Forged irons are still preferred by most PGA Tour pros and low handicappers (5 or lower). They have a narrow flange with a thinner top edge on the hitting surface.
The Ping S56, Titleist AP2, TaylorMade Tour Preferred, Cleveland CG16 Tour and Callaway Razr X Muscleback are examples of forged irons.
“They have very little, if not any, offset, a smaller head and a smaller sweet spot,” said Enman. But “they do feel a lot better.”
That better feel gives more feedback to the player about how well the ball was struck. The problem for most players would be how to deal with that information.
“The 0-5 handicappers are probably playing a lot, and they have a good, repetitive swing,” said Enman.
Between the game-improvement and forged clubs is the mid-level setup, which has some game-improvement characteristics but may also include forged cavity-back sets.
“People that benefit from these clubs are 5 or 6 handicappers up to 15 or so,” said Enman.
“There’s not so much flange. You’re taking weight out of the bottom and moving it to the back of the club. Even at this stage, there is some offset,” Enman said.
The ball flight is lower and more boring than with game-improvement clubs but higher than most forged sets.
The Titleist AP1, TaylorMade Burner 2.0, Callaway Razr X Tour and Razr X Forged, Ping i15 and Anser and Cleveland CG16 are mid-level examples.
“Well-weighted clubs can make a difference in how people play,” noted Enman.
He also pointed out that some sets are becoming mixed to take advantage of particular characteristics.
“Some clubs have cast long irons (2-iron down as far as the 7-iron) and forged short irons (the 8, 9 and wedges),” Enman said. The advantage is better feel in the scoring clubs.
Also, especially in the game-improvement lines, manufacturers are replacing the hard-to-hit long irons with hybrid clubs, which look like small-headed fairway woods.
“There’s more meat on a hybrid and you hit better shots with it,” said Enman. “And long irons get tangled up in the rough whereas hybrids seem to get through it better.”
When it comes to drivers, Enman prefers the bigger clubheads.
“No question a big-headed driver is more enjoyable to hit, and the mishits are a lot better,” he said.
As important as the clubheads are, there is another factor to weigh.
“It’s important to talk shafts, too,” he said. “Without the proper shaft, even of you hit the ball well, you’re not going to get everything out of it.
“I recommend ladies (and senior) go with graphite shafts because they generate more clubhead speed and they’re lighter.”
He is exactly the opposite for men.
“I would never recommend graphite shafts (in irons) for young men at all,” he stated.
And Enman doesn’t recommend 3-woods for beginners.
“People starting out should stick with more forgiving clubs, like the 4-wood, 5-wood and 7-wood,” he said.
Enman does recommend taking 15-20 minutes for a fitting.
“Most people will be able to go with the standard set, but it never hurts to check,” he said.
One thing he will check for is the lie angle, the angle between the shaft and the clubhead which allows the sole to make even contact with the ground.
“If the toe is up, you’ll catch the heel (and pull hook the ball),” said Enman. If the toe is down, the ball will squirt away from the player.
Enman thinks most golfers are more educated about the clubs they’re looking at when they come into the pro shop, usually from checking websites. He believes there is no substitute for test driving.

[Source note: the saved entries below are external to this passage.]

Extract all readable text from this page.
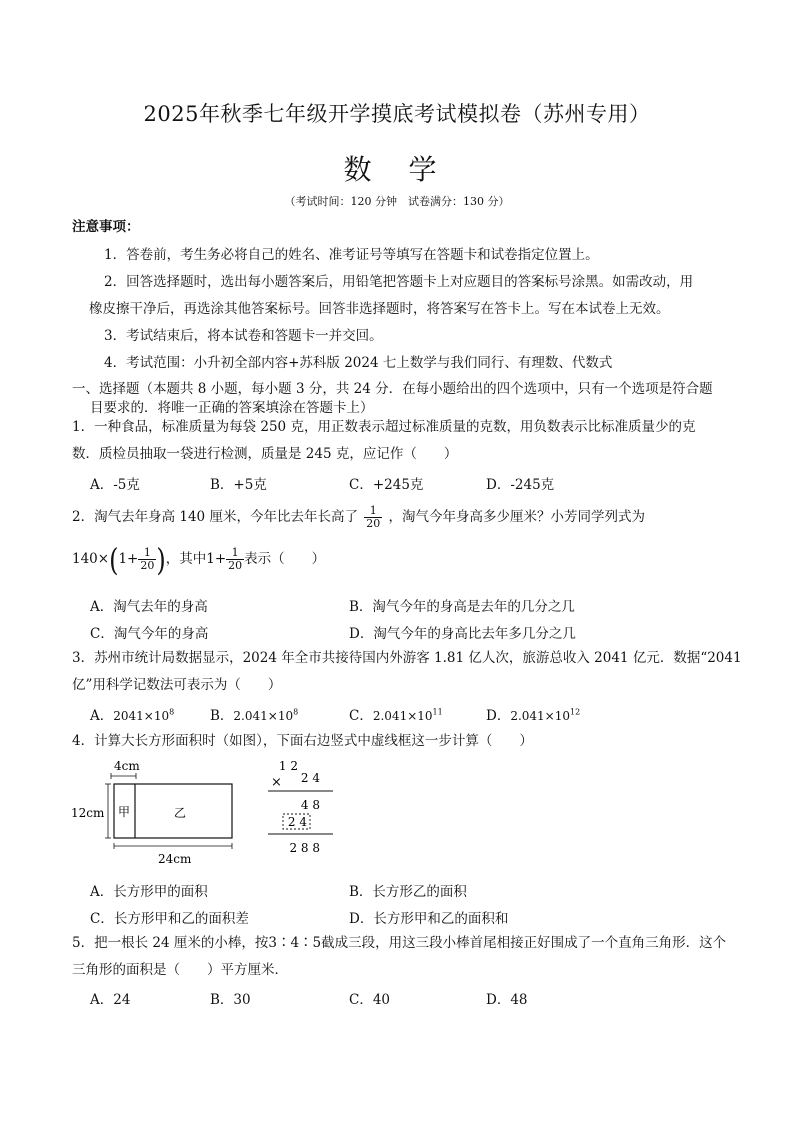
2025年秋季七年级开学摸底考试模拟卷（苏州专用）
数 学
（考试时间：120 分钟　试卷满分：130 分）
注意事项：
1．答卷前，考生务必将自己的姓名、准考证号等填写在答题卡和试卷指定位置上。
2．回答选择题时，选出每小题答案后，用铅笔把答题卡上对应题目的答案标号涂黑。如需改动，用
橡皮擦干净后，再选涂其他答案标号。回答非选择题时，将答案写在答卡上。写在本试卷上无效。
3．考试结束后，将本试卷和答题卡一并交回。
4．考试范围：小升初全部内容+苏科版 2024 七上数学与我们同行、有理数、代数式
一、选择题（本题共 8 小题，每小题 3 分，共 24 分．在每小题给出的四个选项中，只有一个选项是符合题
目要求的．将唯一正确的答案填涂在答题卡上）
1．一种食品，标准质量为每袋 250 克，用正数表示超过标准质量的克数，用负数表示比标准质量少的克
数．质检员抽取一袋进行检测，质量是 245 克，应记作（　　）
A．-5克	B．+5克	C．+245克	D．-245克
2．淘气去年身高 140 厘米，今年比去年长高了 $\frac{1}{20}$ ，淘气今年身高多少厘米？小芳同学列式为
$140\times(1+ \frac{1}{20}$ )，其中$1+ \frac{1}{20}$ 表示（　　）
A．淘气去年的身高	B．淘气今年的身高是去年的几分之几
C．淘气今年的身高	D．淘气今年的身高比去年多几分之几
3．苏州市统计局数据显示，2024 年全市共接待国内外游客 1.81 亿人次，旅游总收入 2041 亿元．数据“2041
亿”用科学记数法可表示为（　　）
A．$2041\times 10^8$	B．$2.041\times 10^8$	C．$2.041\times 10^{11}$	D．$2.041\times 10^{12}$
4．计算大长方形面积时（如图），下面右边竖式中虚线框这一步计算（　　）
4cm
12cm 甲	乙
24cm
1 2
× 2 4
4 8
2 4
2 8 8
A．长方形甲的面积	B．长方形乙的面积
C．长方形甲和乙的面积差	D．长方形甲和乙的面积和
5．把一根长 24 厘米的小棒，按3∶4∶5截成三段，用这三段小棒首尾相接正好围成了一个直角三角形．这个
三角形的面积是（　　）平方厘米．
A．24	B．30	C．40	D．48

“You’ve gotta hit clubs before you buy them,” said Enman. “You don’t buy a car without trying it out.
“When you spend all that money on clubs (a few hundred dollars to more than $1,000), you should try them out.”
Enman knows the advances in club design won’t make everyone PGA Tour candidates, but that’s OK.
“You can’t buy a game, but you can make it more fun,” he said.